Neben den materiellen Engpässen bedroht ein akuter Mangel an qualifiziertem technischem Personal die Stabilität des Luftfahrtsektors. Schätzungen des Flugzeugherstellers Boeing gehen davon aus, dass in den kommenden zwei Jahrzehnten weltweit rund 710.000 neue Wartungstechniker benötigt werden, um den Bedarf der wachsenden globalen Flotte zu decken. Die IATA drängt daher auf eine umfassende Überprüfung der Prozesse bei der Rekrutierung, Ausbildung und Lizenzierung von technischem Personal. Ziel ist es, die Ausbildungsdauer durch modernere Lehrmethoden zu verkürzen, unnötige bürokratische Hürden bei den Qualifikationen abzubauen und eine stärkere grenzüberschreitende Anerkennung von Lizenzen zu etablieren, um die berufliche Mobilität und Stabilität im Sektor zu verbessern.

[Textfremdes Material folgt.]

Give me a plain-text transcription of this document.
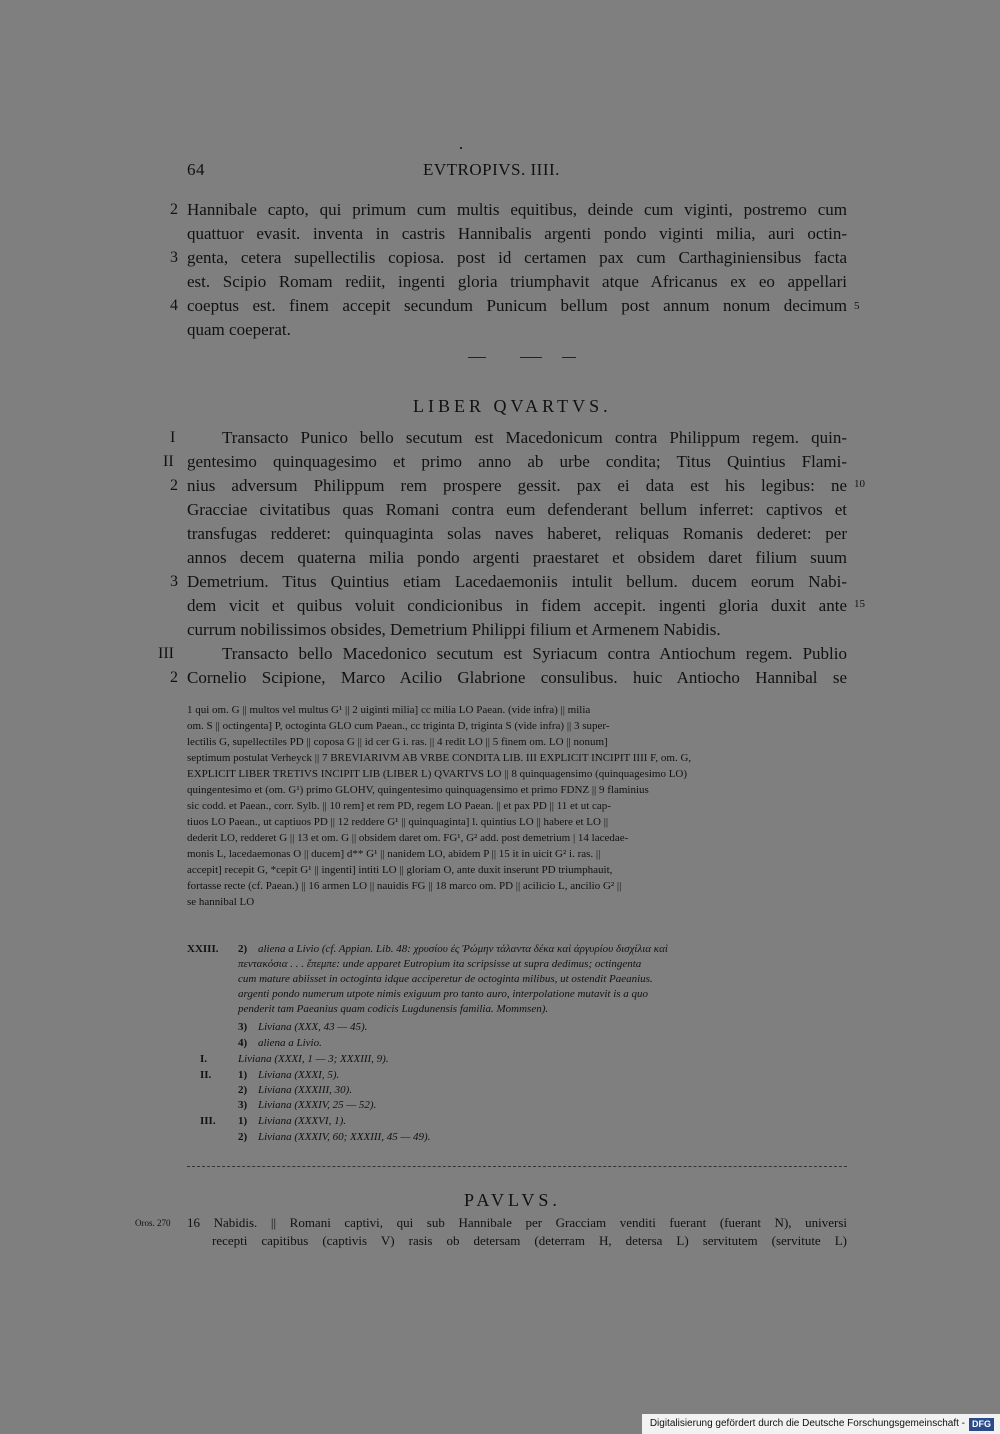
64	EVTROPIVS. IIII.
Hannibale capto, qui primum cum multis equitibus, deinde cum viginti, postremo cum
quattuor evasit. inventa in castris Hannibalis argenti pondo viginti milia, auri octin-
genta, cetera supellectilis copiosa. post id certamen pax cum Carthaginiensibus facta
est. Scipio Romam rediit, ingenti gloria triumphavit atque Africanus ex eo appellari
coeptus est. finem accepit secundum Punicum bellum post annum nonum decimum
quam coeperat.
2
3
4	5
LIBER QVARTVS.
Transacto Punico bello secutum est Macedonicum contra Philippum regem. quin-
gentesimo quinquagesimo et primo anno ab urbe condita; Titus Quintius Flami-
nius adversum Philippum rem prospere gessit. pax ei data est his legibus: ne
Gracciae civitatibus quas Romani contra eum defenderant bellum inferret: captivos et
transfugas redderet: quinquaginta solas naves haberet, reliquas Romanis dederet: per
annos decem quaterna milia pondo argenti praestaret et obsidem daret filium suum
Demetrium. Titus Quintius etiam Lacedaemoniis intulit bellum. ducem eorum Nabi-
dem vicit et quibus voluit condicionibus in fidem accepit. ingenti gloria duxit ante
currum nobilissimos obsides, Demetrium Philippi filium et Armenem Nabidis.
Transacto bello Macedonico secutum est Syriacum contra Antiochum regem. Publio
Cornelio Scipione, Marco Acilio Glabrione consulibus. huic Antiocho Hannibal se
I
II
2
3
III
2
10
15
1 qui om. G || multos vel multus G¹ || 2 uiginti milia] cc milia LO Paean. (vide infra) || milia
om. S || octingenta] P, octoginta GLO cum Paean., cc triginta D, triginta S (vide infra) || 3 super-
lectilis G, supellectiles PD || coposa G || id cer G i. ras. || 4 redit LO || 5 finem om. LO || nonum]
septimum postulat Verheyck || 7 BREVIARIVM AB VRBE CONDITA LIB. III EXPLICIT INCIPIT IIII F, om. G,
EXPLICIT LIBER TRETIVS INCIPIT LIB (LIBER L) QVARTVS LO || 8 quinquagensimo (quinquagesimo LO)
quingentesimo et (om. G¹) primo GLOHV, quingentesimo quinquagensimo et primo FDNZ || 9 flaminius
sic codd. et Paean., corr. Sylb. || 10 rem] et rem PD, regem LO Paean. || et pax PD || 11 et ut cap-
tiuos LO Paean., ut captiuos PD || 12 reddere G¹ || quinquaginta] l. quintius LO || habere et LO ||
dederit LO, redderet G || 13 et om. G || obsidem daret om. FG¹, G² add. post demetrium | 14 lacedae-
monis L, lacedaemonas O || ducem] d** G¹ || nanidem LO, abidem P || 15 it in uicit G² i. ras. ||
accepit] recepit G, *cepit G¹ || ingenti] intiti LO || gloriam O, ante duxit inserunt PD triumphauit,
fortasse recte (cf. Paean.) || 16 armen LO || nauidis FG || 18 marco om. PD || acilicio L, ancilio G² ||
se hannibal LO
XXIII. 2) aliena a Livio (cf. Appian. Lib. 48: χρυσίου ἐς Ῥώμην τάλαντα δέκα καὶ ἀργυρίου δισχίλια καὶ
πεντακόσια . . . ἔπεμπε: unde apparet Eutropium ita scripsisse ut supra dedimus; octingenta
cum mature abiisset in octoginta idque acciperetur de octoginta milibus, ut ostendit Paeanius.
argenti pondo numerum utpote nimis exiguum pro tanto auro, interpolatione mutavit is a quo
penderit tam Paeanius quam codicis Lugdunensis familia. Mommsen).
3) Liviana (XXX, 43 — 45).
4) aliena a Livio.
I.	Liviana (XXXI, 1 — 3; XXXIII, 9).
II. 1) Liviana (XXXI, 5).
2) Liviana (XXXIII, 30).
3) Liviana (XXXIV, 25 — 52).
III. 1) Liviana (XXXVI, 1).
2) Liviana (XXXIV, 60; XXXIII, 45 — 49).
PAVLVS.
Oros. 270 16 Nabidis. || Romani captivi, qui sub Hannibale per Gracciam venditi fuerant (fuerant N), universi
recepti capitibus (captivis V) rasis ob detersam (deterram H, detersa L) servitutem (servitute L)
Digitalisierung gefördert durch die Deutsche Forschungsgemeinschaft - DFG
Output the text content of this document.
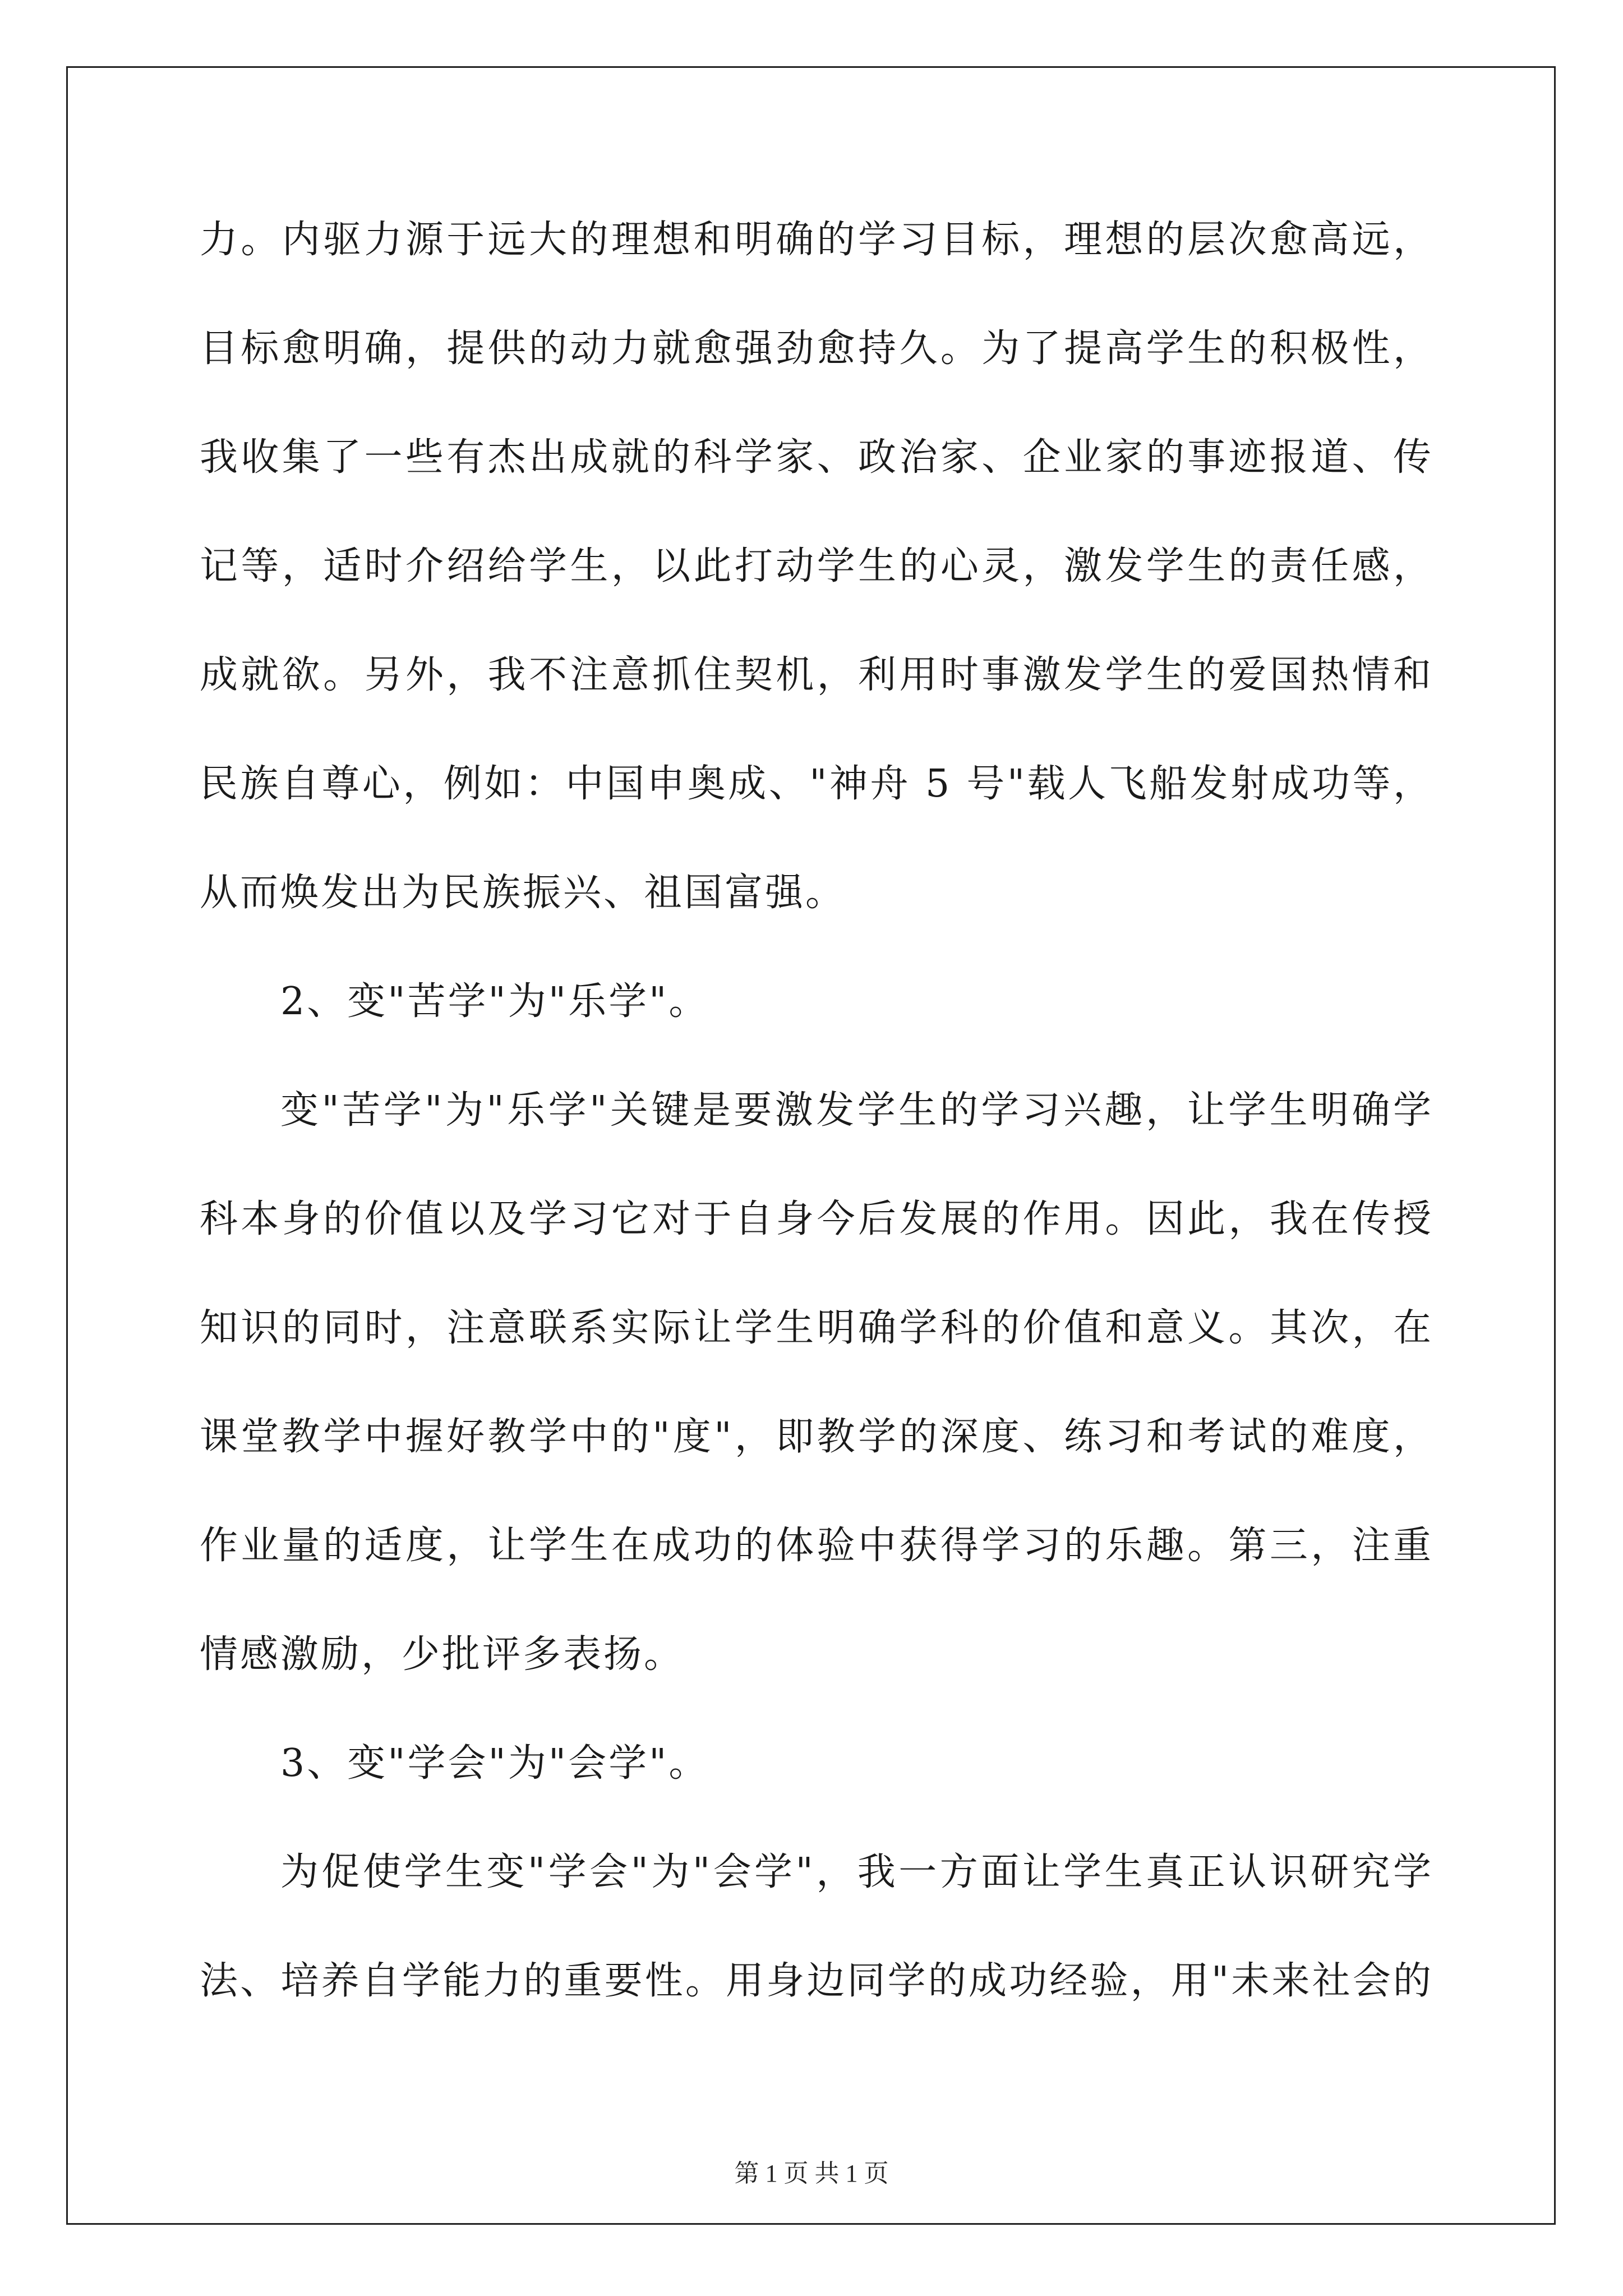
力。内驱力源于远大的理想和明确的学习目标，理想的层次愈高远，
目标愈明确，提供的动力就愈强劲愈持久。为了提高学生的积极性，
我收集了一些有杰出成就的科学家、政治家、企业家的事迹报道、传
记等，适时介绍给学生，以此打动学生的心灵，激发学生的责任感，
成就欲。另外，我不注意抓住契机，利用时事激发学生的爱国热情和
民族自尊心，例如：中国申奥成、"神舟 5 号"载人飞船发射成功等，
从而焕发出为民族振兴、祖国富强。
2、变"苦学"为"乐学"。
变"苦学"为"乐学"关键是要激发学生的学习兴趣，让学生明确学
科本身的价值以及学习它对于自身今后发展的作用。因此，我在传授
知识的同时，注意联系实际让学生明确学科的价值和意义。其次，在
课堂教学中握好教学中的"度"，即教学的深度、练习和考试的难度，
作业量的适度，让学生在成功的体验中获得学习的乐趣。第三，注重
情感激励，少批评多表扬。
3、变"学会"为"会学"。
为促使学生变"学会"为"会学"，我一方面让学生真正认识研究学
法、培养自学能力的重要性。用身边同学的成功经验，用"未来社会的
第 1 页 共 1 页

Abschließend richtet der Verband einen Appell an die internationalen Regulierungsbehörden, darunter die Internationale Zivilluftfahrtorganisation ICAO. Technische Mandate und Fristen für die Nachrüstung von Flugzeugen mit neuen Systemen – wie dem globalen Notruf- und Sicherheitssystem GADSS, Systemen zur Warnung vor dem Verlassen der Landebahn oder fortschrittlichen Transpondersystemen – müssen an die realen Gegebenheiten der Industrie angepasst werden. Die Fristen zur Umsetzung solcher Vorschriften dürfen laut IATA die aktuelle Verfügbarkeit von Ausrüstungsteilen, die bestehenden Zertifizierungskapazitäten der Behörden und die realen Auslastungsgrenzen der Werften nicht ignorieren. Es gehe dabei nicht um eine Aufweichung der Sicherheitsstandards, sondern um eine koordinierte Terminplanung, welche die physische Machbarkeit der geforderten Upgrades unter den Bedingungen einer angespannten Lieferkette sicherstellt.